Platon ve Aristotoles’i çok güzel inceleyerek onların savunduğu “idea”ların kaynaklarını Kur’an’dan anlatılanlarla bağdaştırmış ve insanlara mutluluğun yollarını anlatmaya çalışmış ünlü bir filozoftur. El-Biruni (973-1051), Nasreddin Tusi (1201-1274) ve Uluğbey-Muhammed Turgay-(1394-1449) gibi Türk bilim adamlarının ilme yaptıkları önemli katkıları unutmayan NASA yetkilileri, bu üç alimin adlarını Ay’daki üç kratere verdi. Yine bu dönemde yetişen İbni Sina’nın (980-1037) tıp alanındaki başarıları bilinmektedir.



Hilafetin Türklere geçerek etkisini göstermesine kadar Türklerde çok sayıda ilim ve fikir adamı yetişmiştir.(Bu dönemlerde kültür olarak Türklerden daha üstün olduğu iddia edilen Çin’de bu ayarlarda bilim adamı yetişmemiştir. IX. Yüzyılın sonlarında Çin’de matbaanın kullanılması bilimdeki ileriliği göstermemektedir. Çin’deki bu gibi gelişmeler deneysel nitelikli teknikle sınırlı kaldı. Bilimsel gelişme sağlanamadı.)

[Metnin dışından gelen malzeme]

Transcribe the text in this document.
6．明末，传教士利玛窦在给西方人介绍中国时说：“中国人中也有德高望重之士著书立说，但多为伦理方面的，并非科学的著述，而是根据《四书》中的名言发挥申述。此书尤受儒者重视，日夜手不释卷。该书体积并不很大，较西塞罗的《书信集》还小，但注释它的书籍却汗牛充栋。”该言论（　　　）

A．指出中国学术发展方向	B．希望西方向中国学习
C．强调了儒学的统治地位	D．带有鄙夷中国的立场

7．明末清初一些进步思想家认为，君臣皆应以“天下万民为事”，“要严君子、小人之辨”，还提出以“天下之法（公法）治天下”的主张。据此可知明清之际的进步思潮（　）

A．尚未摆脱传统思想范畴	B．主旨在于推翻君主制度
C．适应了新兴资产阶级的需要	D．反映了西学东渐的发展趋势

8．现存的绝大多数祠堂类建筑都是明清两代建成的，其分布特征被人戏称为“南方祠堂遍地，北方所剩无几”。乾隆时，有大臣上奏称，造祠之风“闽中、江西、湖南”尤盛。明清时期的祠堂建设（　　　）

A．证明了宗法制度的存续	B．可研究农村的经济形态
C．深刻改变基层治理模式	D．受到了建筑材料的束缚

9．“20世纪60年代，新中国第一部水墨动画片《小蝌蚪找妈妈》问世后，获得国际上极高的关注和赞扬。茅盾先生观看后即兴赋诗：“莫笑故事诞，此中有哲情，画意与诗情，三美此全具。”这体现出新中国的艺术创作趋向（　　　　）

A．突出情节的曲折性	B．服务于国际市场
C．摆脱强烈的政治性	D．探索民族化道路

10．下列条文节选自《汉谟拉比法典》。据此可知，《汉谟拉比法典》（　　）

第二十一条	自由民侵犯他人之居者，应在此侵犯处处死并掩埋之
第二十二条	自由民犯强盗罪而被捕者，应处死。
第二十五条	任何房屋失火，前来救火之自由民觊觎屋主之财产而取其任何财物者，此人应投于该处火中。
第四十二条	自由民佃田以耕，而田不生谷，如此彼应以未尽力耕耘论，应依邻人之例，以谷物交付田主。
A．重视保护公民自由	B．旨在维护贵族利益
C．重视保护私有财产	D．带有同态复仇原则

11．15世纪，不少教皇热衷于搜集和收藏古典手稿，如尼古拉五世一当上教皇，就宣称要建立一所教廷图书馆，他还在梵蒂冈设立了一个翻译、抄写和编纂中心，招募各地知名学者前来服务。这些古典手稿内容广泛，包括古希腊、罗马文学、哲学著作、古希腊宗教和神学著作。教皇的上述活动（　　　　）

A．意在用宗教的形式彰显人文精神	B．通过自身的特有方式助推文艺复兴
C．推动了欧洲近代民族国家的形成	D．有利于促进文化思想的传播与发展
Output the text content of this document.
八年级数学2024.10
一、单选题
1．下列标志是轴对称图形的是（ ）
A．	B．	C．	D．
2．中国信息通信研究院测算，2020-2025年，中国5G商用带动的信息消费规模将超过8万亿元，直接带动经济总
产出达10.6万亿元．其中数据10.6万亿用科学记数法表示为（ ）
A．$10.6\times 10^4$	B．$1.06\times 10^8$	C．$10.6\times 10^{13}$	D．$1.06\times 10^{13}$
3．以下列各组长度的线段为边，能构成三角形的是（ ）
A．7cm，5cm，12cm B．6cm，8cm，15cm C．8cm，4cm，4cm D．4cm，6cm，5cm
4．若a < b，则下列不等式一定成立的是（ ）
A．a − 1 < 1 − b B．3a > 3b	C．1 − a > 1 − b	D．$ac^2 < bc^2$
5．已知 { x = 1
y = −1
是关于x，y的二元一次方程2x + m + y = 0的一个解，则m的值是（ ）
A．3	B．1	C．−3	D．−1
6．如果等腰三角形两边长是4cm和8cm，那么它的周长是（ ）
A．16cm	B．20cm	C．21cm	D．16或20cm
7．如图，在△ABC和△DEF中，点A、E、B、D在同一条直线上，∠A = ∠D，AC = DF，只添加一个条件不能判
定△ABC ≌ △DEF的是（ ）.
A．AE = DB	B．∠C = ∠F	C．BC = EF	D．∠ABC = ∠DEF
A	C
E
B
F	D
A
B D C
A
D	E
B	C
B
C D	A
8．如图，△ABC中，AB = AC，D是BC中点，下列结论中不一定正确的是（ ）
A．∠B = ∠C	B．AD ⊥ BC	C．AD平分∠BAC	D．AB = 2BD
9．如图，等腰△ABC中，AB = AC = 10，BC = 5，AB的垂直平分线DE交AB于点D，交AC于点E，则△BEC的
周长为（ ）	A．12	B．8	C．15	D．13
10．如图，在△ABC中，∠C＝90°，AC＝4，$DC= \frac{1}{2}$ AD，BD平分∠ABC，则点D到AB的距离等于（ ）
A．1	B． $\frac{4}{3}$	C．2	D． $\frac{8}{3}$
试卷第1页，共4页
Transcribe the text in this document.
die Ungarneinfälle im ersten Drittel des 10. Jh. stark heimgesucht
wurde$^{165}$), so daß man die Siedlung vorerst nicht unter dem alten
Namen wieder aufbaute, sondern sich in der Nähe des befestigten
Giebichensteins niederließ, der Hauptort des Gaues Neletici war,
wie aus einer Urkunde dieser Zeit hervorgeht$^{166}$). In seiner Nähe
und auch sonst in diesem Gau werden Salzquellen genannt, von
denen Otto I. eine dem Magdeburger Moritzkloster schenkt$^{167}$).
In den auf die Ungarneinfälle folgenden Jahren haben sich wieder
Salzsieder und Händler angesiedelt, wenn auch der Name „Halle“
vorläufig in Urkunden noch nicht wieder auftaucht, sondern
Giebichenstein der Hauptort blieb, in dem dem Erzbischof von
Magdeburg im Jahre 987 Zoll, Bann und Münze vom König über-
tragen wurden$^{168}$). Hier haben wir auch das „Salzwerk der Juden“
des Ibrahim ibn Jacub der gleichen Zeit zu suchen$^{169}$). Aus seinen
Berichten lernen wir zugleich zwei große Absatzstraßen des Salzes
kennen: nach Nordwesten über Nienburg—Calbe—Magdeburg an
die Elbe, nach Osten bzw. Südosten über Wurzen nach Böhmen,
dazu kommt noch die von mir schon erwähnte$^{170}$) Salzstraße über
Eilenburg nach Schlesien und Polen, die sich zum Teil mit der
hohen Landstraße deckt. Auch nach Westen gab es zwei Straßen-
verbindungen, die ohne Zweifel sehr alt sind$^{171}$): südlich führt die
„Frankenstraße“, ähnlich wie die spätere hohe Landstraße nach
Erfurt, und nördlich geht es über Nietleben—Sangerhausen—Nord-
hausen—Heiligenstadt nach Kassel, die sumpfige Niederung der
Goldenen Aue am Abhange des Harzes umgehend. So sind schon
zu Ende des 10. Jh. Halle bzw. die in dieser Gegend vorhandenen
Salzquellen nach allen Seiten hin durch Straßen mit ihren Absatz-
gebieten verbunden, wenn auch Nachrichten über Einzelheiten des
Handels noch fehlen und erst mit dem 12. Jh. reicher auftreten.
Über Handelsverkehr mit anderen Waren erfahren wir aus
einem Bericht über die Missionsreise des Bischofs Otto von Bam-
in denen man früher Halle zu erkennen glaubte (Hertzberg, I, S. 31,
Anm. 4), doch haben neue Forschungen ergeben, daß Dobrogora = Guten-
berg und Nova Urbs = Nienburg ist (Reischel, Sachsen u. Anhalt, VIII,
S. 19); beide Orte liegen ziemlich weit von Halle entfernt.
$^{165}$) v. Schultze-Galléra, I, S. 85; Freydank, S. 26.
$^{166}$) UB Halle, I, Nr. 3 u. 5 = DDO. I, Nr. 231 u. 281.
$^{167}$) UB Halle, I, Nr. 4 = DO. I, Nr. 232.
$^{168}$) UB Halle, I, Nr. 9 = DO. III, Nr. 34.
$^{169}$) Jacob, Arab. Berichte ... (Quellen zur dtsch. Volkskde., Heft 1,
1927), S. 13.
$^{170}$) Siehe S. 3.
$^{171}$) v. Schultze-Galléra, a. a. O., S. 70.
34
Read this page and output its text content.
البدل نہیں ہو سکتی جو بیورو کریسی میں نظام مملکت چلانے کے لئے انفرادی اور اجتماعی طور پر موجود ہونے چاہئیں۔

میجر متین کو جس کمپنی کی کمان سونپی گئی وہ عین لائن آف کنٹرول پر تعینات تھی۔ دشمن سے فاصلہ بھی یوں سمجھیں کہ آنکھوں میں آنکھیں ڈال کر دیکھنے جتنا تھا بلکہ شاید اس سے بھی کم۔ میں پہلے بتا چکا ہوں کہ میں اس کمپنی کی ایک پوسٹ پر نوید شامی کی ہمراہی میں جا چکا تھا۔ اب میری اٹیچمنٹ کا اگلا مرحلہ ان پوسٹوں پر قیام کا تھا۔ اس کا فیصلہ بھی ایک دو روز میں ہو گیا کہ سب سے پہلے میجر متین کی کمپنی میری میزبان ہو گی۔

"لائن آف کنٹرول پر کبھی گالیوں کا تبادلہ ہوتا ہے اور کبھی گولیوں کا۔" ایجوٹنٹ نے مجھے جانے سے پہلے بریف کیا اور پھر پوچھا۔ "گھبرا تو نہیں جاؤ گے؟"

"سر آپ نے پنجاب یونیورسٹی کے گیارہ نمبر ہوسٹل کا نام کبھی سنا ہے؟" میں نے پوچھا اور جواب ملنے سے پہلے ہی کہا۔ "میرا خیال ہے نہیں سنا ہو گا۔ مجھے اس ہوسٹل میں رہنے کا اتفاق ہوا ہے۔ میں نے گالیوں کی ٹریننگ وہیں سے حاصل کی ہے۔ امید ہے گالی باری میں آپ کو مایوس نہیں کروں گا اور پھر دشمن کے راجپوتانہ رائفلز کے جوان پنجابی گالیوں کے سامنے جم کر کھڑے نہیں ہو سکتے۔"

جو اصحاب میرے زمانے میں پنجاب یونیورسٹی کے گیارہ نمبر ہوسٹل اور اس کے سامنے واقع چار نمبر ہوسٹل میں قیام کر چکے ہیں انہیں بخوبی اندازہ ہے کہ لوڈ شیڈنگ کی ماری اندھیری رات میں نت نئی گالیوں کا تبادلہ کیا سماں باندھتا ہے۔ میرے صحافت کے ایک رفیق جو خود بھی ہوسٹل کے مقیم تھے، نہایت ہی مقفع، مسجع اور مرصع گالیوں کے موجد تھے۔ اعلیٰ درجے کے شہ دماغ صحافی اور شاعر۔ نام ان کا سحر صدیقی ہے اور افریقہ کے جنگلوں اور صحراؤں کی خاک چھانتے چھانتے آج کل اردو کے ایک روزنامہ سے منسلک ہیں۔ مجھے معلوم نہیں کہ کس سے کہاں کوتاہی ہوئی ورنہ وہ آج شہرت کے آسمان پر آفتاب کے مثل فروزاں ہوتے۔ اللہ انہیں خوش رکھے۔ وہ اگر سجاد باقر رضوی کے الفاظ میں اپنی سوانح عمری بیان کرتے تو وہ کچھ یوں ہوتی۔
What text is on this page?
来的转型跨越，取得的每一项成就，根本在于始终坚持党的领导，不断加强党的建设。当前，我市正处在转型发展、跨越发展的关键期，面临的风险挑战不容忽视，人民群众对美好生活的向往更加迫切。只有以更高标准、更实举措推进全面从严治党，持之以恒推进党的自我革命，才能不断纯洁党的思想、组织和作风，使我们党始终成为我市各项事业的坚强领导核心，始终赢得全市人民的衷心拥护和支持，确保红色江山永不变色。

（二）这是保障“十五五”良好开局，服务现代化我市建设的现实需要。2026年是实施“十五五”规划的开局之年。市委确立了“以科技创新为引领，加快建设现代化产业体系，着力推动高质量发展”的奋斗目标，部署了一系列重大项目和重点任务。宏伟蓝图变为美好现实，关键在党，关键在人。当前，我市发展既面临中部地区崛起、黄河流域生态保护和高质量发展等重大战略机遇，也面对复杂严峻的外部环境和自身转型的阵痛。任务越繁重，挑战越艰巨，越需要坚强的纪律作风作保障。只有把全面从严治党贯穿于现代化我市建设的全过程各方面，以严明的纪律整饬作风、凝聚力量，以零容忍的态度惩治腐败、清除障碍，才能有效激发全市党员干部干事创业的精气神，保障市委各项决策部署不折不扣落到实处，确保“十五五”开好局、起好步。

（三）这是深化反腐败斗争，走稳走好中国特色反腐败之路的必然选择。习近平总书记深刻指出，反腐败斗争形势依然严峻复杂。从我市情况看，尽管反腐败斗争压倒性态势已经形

Müslümanlığın getirdiği yeniliklerden birisi de, Türklerin geçmiş tarihlerinde sadece Tabgaçlarda görülen bilim ve sanat koruyuculuğu sevgisinin, bütün Türk boylarında görülmeye başlamasıdır. Türklerin İslamiyet’ten kazançları olduğu gibi, Müslüman ülkelerin ve insanlarının da Türklerden kazançları oldu. Yani etkileşme karşılıklı oldu. (Türklerin Müslümanlığa getirdikleri yorumlara ve yaşayış tarzlarına, günümüz dünyasının ihtiyacı geçmişten daha fazladır.)